I am talking about ATDS cases.

Perhaps the high-water mark of TCPAWorld ATDS chaos struck on April 7, 2020 when the Second Circuit Court of Appeals followed the Ninth Circuit’s Marks decision and vastly expanded the definition of ATDS to include any system that could store phone numbers and dial them automatically.

Flash forward five years and, once again, the Ninth and Second Circuit Courts of Appeals are in accord on the ATDS definition– only this time it is COMPLETELY the opposite.

Contrary to the Supreme Court’s ruling in Facebook, these courts now hold that only systems that RANDOMLY CREATE TELEPHONE NUMBERS are an ATDS. But that’s not what Facebook held, at all.

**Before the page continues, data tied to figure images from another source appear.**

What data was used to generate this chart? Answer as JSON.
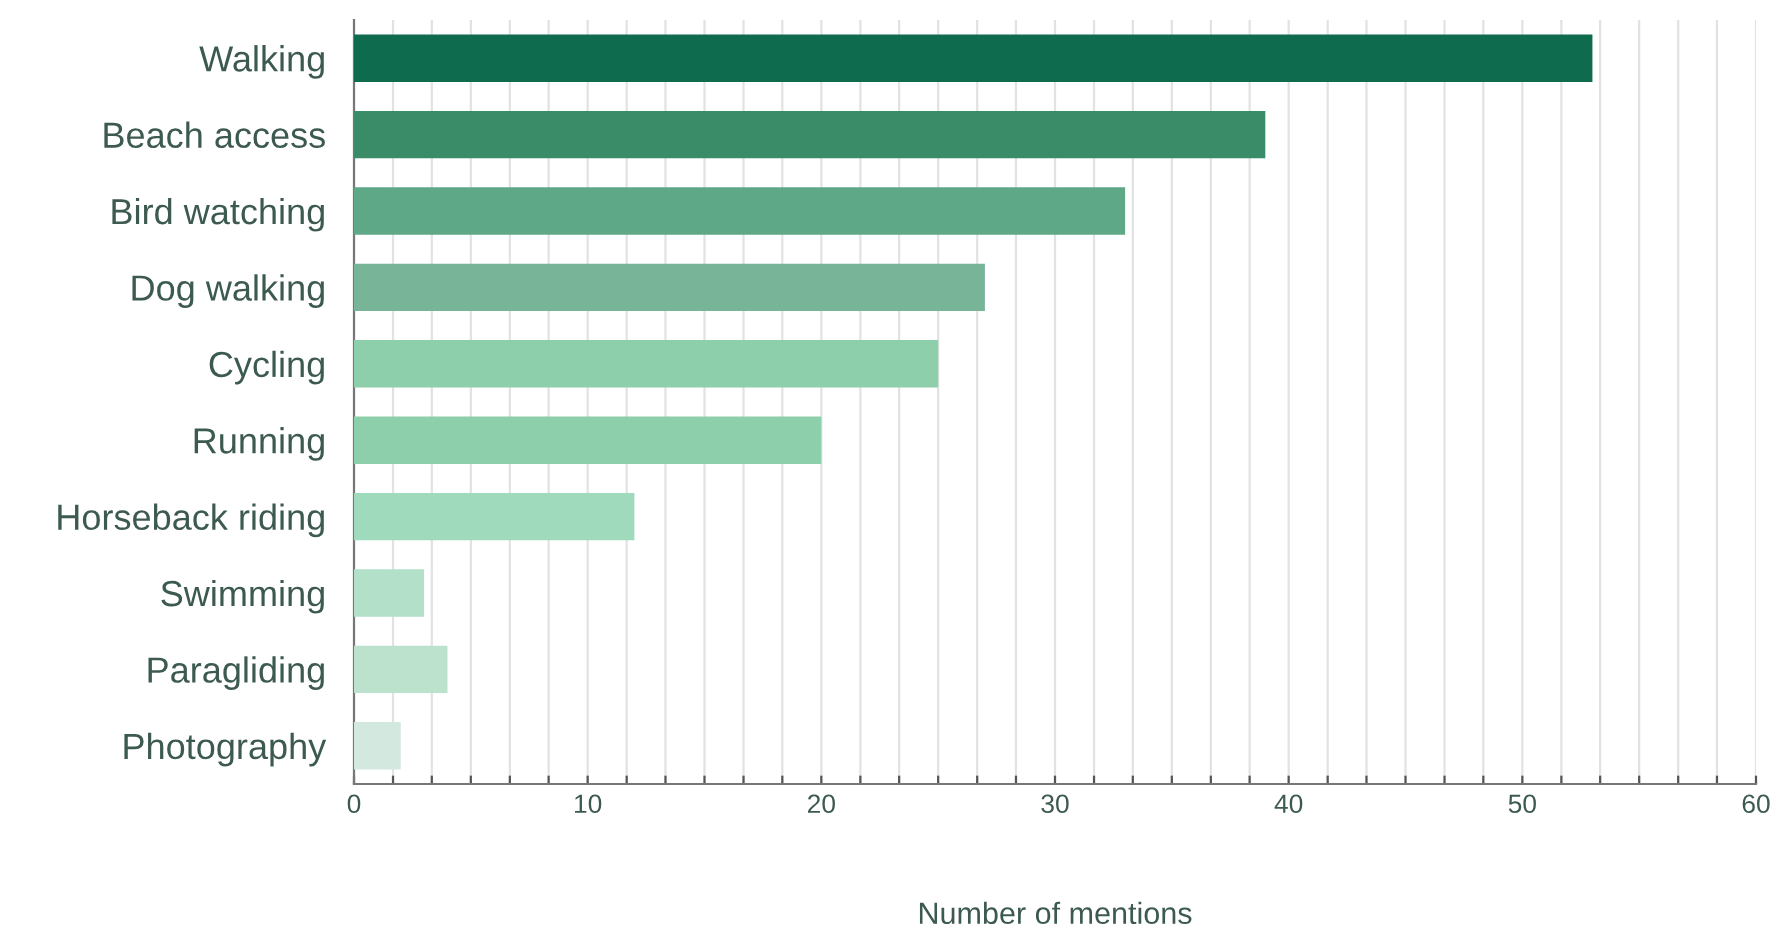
{
  "chart_data": {
    "type": "bar",
    "orientation": "horizontal",
    "xlabel": "Number of mentions",
    "categories": [
      "Walking",
      "Beach access",
      "Bird watching",
      "Dog walking",
      "Cycling",
      "Running",
      "Horseback riding",
      "Swimming",
      "Paragliding",
      "Photography"
    ],
    "values": [
      53,
      39,
      33,
      27,
      25,
      20,
      12,
      3,
      4,
      2
    ],
    "colors": [
      "#0f6b4e",
      "#3a8c68",
      "#5ea787",
      "#77b498",
      "#8ecfab",
      "#8ccfaa",
      "#a0dabd",
      "#b2e0c8",
      "#bce2cd",
      "#d3e9df"
    ],
    "xlim": [
      0,
      60
    ],
    "xticks": [
      0,
      {
        "value": 1.67,
        "label": null
      },
      {
        "value": 3.33,
        "label": null
      },
      {
        "value": 5,
        "label": null
      },
      {
        "value": 6.67,
        "label": null
      },
      {
        "value": 8.33,
        "label": null
      },
      10,
      {
        "value": 11.67,
        "label": null
      },
      {
        "value": 13.33,
        "label": null
      },
      {
        "value": 15,
        "label": null
      },
      {
        "value": 16.67,
        "label": null
      },
      {
        "value": 18.33,
        "label": null
      },
      20,
      {
        "value": 21.67,
        "label": null
      },
      {
        "value": 23.33,
        "label": null
      },
      {
        "value": 25,
        "label": null
      },
      {
        "value": 26.67,
        "label": null
      },
      {
        "value": 28.33,
        "label": null
      },
      30,
      {
        "value": 31.67,
        "label": null
      },
      {
        "value": 33.33,
        "label": null
      },
      {
        "value": 35,
        "label": null
      },
      {
        "value": 36.67,
        "label": null
      },
      {
        "value": 38.33,
        "label": null
      },
      40,
      {
        "value": 41.67,
        "label": null
      },
      {
        "value": 43.33,
        "label": null
      },
      {
        "value": 45,
        "label": null
      },
      {
        "value": 46.67,
        "label": null
      },
      {
        "value": 48.33,
        "label": null
      },
      50,
      {
        "value": 51.67,
        "label": null
      },
      {
        "value": 53.33,
        "label": null
      },
      {
        "value": 55,
        "label": null
      },
      {
        "value": 56.67,
        "label": null
      },
      {
        "value": 58.33,
        "label": null
      },
      60
    ],
    "grid": "x"
  }
}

Regardless, following Facebook the appellate courts were supposed to vacate their previous inconsistent rulings and on Wednesday the Second Circuit Court of Appeals finally got around to doing so– it only took it 4 years, 3 months and 8 days after the Facebook ruling to do so.

Hahaha.

Regardless what is very interesting about the panel remand is that it does not mention the Solimon ruling–issued by a different panel of the same court.

Hmmm.

Here’s is the complete remand order:

In Duran v. La Boom Disco, Inc., 955 F.3d 279 (2d Cir. 2020), vacated, 141 S. Ct. 2509 (2021), we held that to qualify as an “automatic telephone dialing system” within the meaning of the Telephone Consumer Protection Act (TCPA), 47 U.S.C. § 227, a device must have the capacity either to store telephone numbers, regardless of how those numbers are stored, or to produce telephone numbers using a random or sequential number generator.

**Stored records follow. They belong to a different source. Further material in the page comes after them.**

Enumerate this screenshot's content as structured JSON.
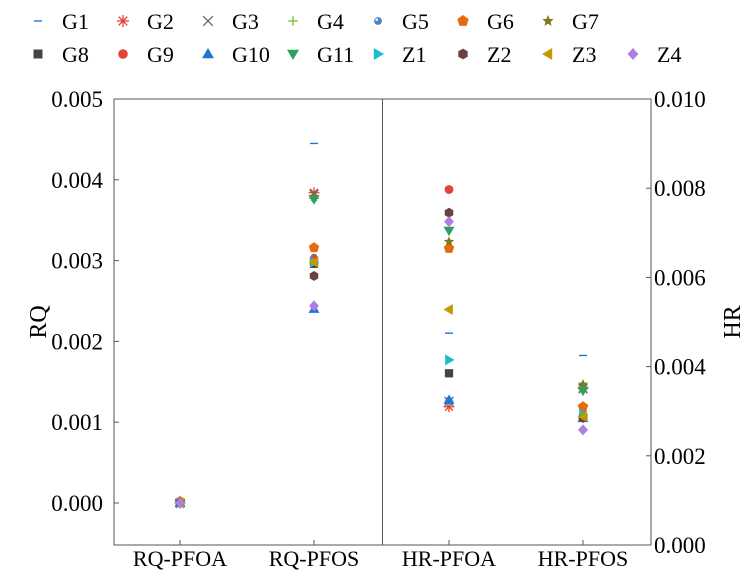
{
  "chart_data": {
    "type": "scatter",
    "title": "",
    "xlabel": "",
    "categories": [
      "RQ-PFOA",
      "RQ-PFOS",
      "HR-PFOA",
      "HR-PFOS"
    ],
    "left_axis": {
      "label": "RQ",
      "range": [
        -0.00052,
        0.005
      ],
      "ticks": [
        0.0,
        0.001,
        0.002,
        0.003,
        0.004,
        0.005
      ],
      "tick_labels": [
        "0.000",
        "0.001",
        "0.002",
        "0.003",
        "0.004",
        "0.005"
      ],
      "applies_to": [
        "RQ-PFOA",
        "RQ-PFOS"
      ]
    },
    "right_axis": {
      "label": "HR",
      "range": [
        0.0,
        0.01
      ],
      "ticks": [
        0.0,
        0.002,
        0.004,
        0.006,
        0.008,
        0.01
      ],
      "tick_labels": [
        "0.000",
        "0.002",
        "0.004",
        "0.006",
        "0.008",
        "0.010"
      ],
      "applies_to": [
        "HR-PFOA",
        "HR-PFOS"
      ]
    },
    "grid": false,
    "legend_position": "top",
    "series": [
      {
        "name": "G1",
        "marker": "dash",
        "color": "#1f77d4",
        "values": [
          0.0,
          0.00445,
          0.00475,
          0.00425
        ]
      },
      {
        "name": "G2",
        "marker": "asterisk",
        "color": "#e2433b",
        "values": [
          0.0,
          0.00384,
          0.0031,
          0.00352
        ]
      },
      {
        "name": "G3",
        "marker": "x",
        "color": "#666666",
        "values": [
          0.0,
          0.00382,
          0.00322,
          0.0035
        ]
      },
      {
        "name": "G4",
        "marker": "plus",
        "color": "#6cbf3a",
        "values": [
          0.0,
          0.00296,
          0.00322,
          0.0035
        ]
      },
      {
        "name": "G5",
        "marker": "sphere",
        "color": "#4a7fc1",
        "values": [
          0.0,
          0.00304,
          0.00324,
          0.003
        ]
      },
      {
        "name": "G6",
        "marker": "pentagon",
        "color": "#e66b0f",
        "values": [
          2e-05,
          0.00316,
          0.00665,
          0.0031
        ]
      },
      {
        "name": "G7",
        "marker": "star",
        "color": "#807a1c",
        "values": [
          0.0,
          0.00379,
          0.0068,
          0.0036
        ]
      },
      {
        "name": "G8",
        "marker": "square",
        "color": "#444444",
        "values": [
          0.0,
          0.00296,
          0.00385,
          0.00285
        ]
      },
      {
        "name": "G9",
        "marker": "circle",
        "color": "#e2433b",
        "values": [
          0.0,
          0.00302,
          0.00797,
          0.00285
        ]
      },
      {
        "name": "G10",
        "marker": "triangle",
        "color": "#1f77d4",
        "values": [
          0.0,
          0.0024,
          0.00325,
          0.00284
        ]
      },
      {
        "name": "G11",
        "marker": "tri-down",
        "color": "#2ea05d",
        "values": [
          0.0,
          0.00376,
          0.00705,
          0.00346
        ]
      },
      {
        "name": "Z1",
        "marker": "tri-right",
        "color": "#17becf",
        "values": [
          0.0,
          0.00298,
          0.00415,
          0.00292
        ]
      },
      {
        "name": "Z2",
        "marker": "hexagon",
        "color": "#6b4242",
        "values": [
          0.0,
          0.00281,
          0.00745,
          0.00285
        ]
      },
      {
        "name": "Z3",
        "marker": "tri-left",
        "color": "#c49a00",
        "values": [
          0.0,
          0.00298,
          0.00528,
          0.00288
        ]
      },
      {
        "name": "Z4",
        "marker": "diamond",
        "color": "#b07ee0",
        "values": [
          0.0,
          0.00244,
          0.00725,
          0.00258
        ]
      }
    ]
  }
}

The Supreme Court vacated our judgment in Duran and remanded the case to this Court for further consideration in light of Facebook, Inc. v. Duguid, 592 U.S. 395 (2021). In Facebook, the Supreme Court held that to qualify as an automatic telephone dialing system under the TCPA, a device must have the capacity either to store a telephone number using a random or sequential number generator or to produce a telephone number using a random or sequential generator. Id. at 409.

For the foregoing reasons, the judgment of the District Court is VACATED, and the case is REMANDED for further proceedings consistent with Facebook.

Holy smokes.

Do you see what they did here?

This panel just SPECIFICALLY framed the holding of Facebook in a way that is inconsistent with the holding of Solimon and then directed the lower court to follow Facebook and not Solimon.

Now I could be overreading this, but on the heels of the Sixth Circuit’s recent ATDS ruling I am starting to get the heebie-jeebies here.